As time wore on, we settled in. Patty got a job at a guesthouse, and I at Sedutto, where for several years I happily scooped ice cream with my sister and a gaggle of long-haired girls like ourselves. Well . . . not exactly. Among Sedutto’s staff, there was also a clear distinction between local and summer people. My sister and I fell somewhere in the middle because we always came out on weekends, and enduring those slow, cold autumn days, when customers dwindled to a trickle, earned us some degree of local credibility with our supervisors, two local gals who relished making city kids squirm under their command. I recall more than a few who balefully turned in their green aprons, banished from our kitchen club, because they were unable to cut the proverbial mustard. I think they ended up at golf courses or tennis clubs, and they always disappeared after Labor Day.

I, too, eventually disappeared. Sometime after high school and college, I left for Spain and then Latin America, where I have lived for over a decade. But so many years on, I faithfully return every summer despite the long and costly pilgrimage I must make from Chile.
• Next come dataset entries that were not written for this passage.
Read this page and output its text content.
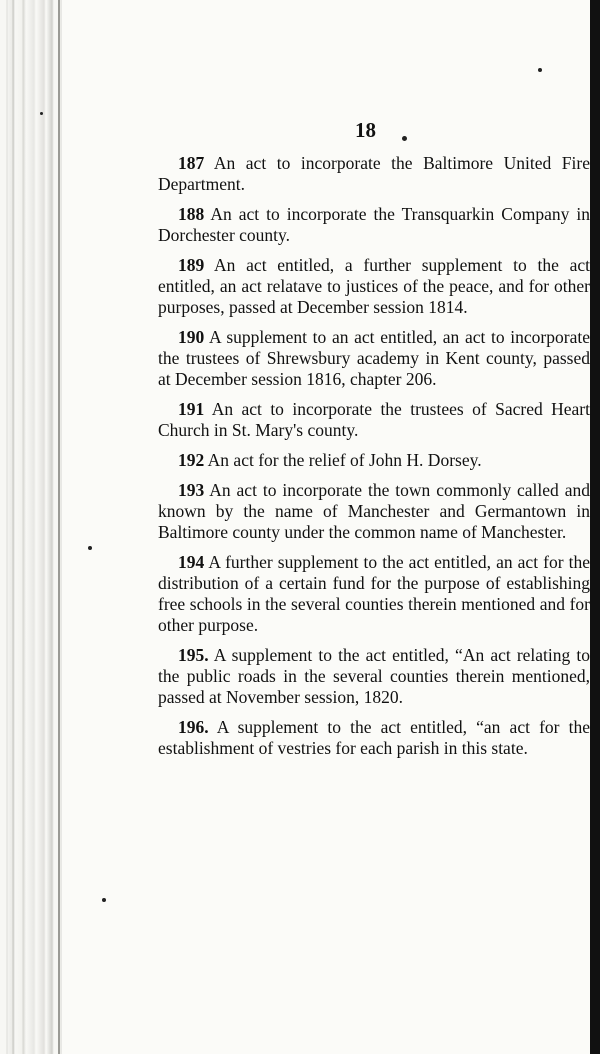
18

187 An act to incorporate the Baltimore United Fire Department.

188 An act to incorporate the Transquarkin Company in Dorchester county.

189 An act entitled, a further supplement to the act entitled, an act relatave to justices of the peace, and for other purposes, passed at December session 1814.

190 A supplement to an act entitled, an act to incorporate the trustees of Shrewsbury academy in Kent county, passed at December session 1816, chapter 206.

191 An act to incorporate the trustees of Sacred Heart Church in St. Mary's county.

192 An act for the relief of John H. Dorsey.

193 An act to incorporate the town commonly called and known by the name of Manchester and Germantown in Baltimore county under the common name of Manchester.

194 A further supplement to the act entitled, an act for the distribution of a certain fund for the purpose of establishing free schools in the several counties therein mentioned and for other purpose.

195. A supplement to the act entitled, “An act relating to the public roads in the several counties therein mentioned, passed at November session, 1820.

196. A supplement to the act entitled, “an act for the establishment of vestries for each parish in this state.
Over the past several years, while I migrated to South America, a multinational Latin American community has established roots here. As I drive around town, I fiddle with the radio and keep hearing that old John Mellencamp song, but find myself becoming reacquainted with a new East Hampton. I see trucks and vans emblazoned with Spanish names, shops with Quinoa Pop and frozen tamales, different faces and accents and haircuts. Is this the same East Hampton I knew as a child?

No, of course it isn’t. Yet it is. And when I walk into the Latin American shops, I sometimes wonder whether to speak Spanish or English, and sometimes I am regarded with a suspicious eye. Who is the outsider and who is the insider now?

In the end, there is always someone who was here “before.” Before me were the Bonackers, before them the English settlers, and before them the Indians we call Montauketts. And then, when I ride my bike through Northwest Woods, I cross paths with deer and turkey that remind me that there are other inhabitants that may have a more rightful claim on the territory than any of us do.

So perhaps we are all guests in this great hotel of life. Personally, I love prowling through the Latin American markets here and finding real dulce de leche. When my phone screen shatters I can get it replaced quickly and amiably by the cellphone fixer who holds office hours on North Main Street a few days a week. I love seeing Spanish last names mixed in with the American ones in articles about local athletes and scholarship winners. These are real, concrete contributions to East Hampton that help to counterbalance the inauthentic, ersatz vision of America that is hawked at so many Ralph Lauren stores on Main Street.

It feels ironic that East Hampton, known to the outside world for the decadent pleasures of the mostly white 1 percent, has in fact become something of a melting pot. At a time when so many American cities are boiling over with heat, aggravation, and tragedy, as well as racial tension and mistrust, the thriving Latin American community here gives me a ray of hope for America — particularly the small-town America John Mellencamp sings about and says he can breathe in.

Just the other day outside the post office, I saw a lady who looked just like my friend Patty’s mom, sitting in the passenger seat of a car. She looked exactly as she did 40 years ago — if it was really her. Then, like a ghost, she was gone. And that image, along with those John Mellencamp lyrics, is what I’m thinking about these days in this small town.


Kristina Cordero is a writer, researcher, and translator who lives in New York and Santiago, Chile.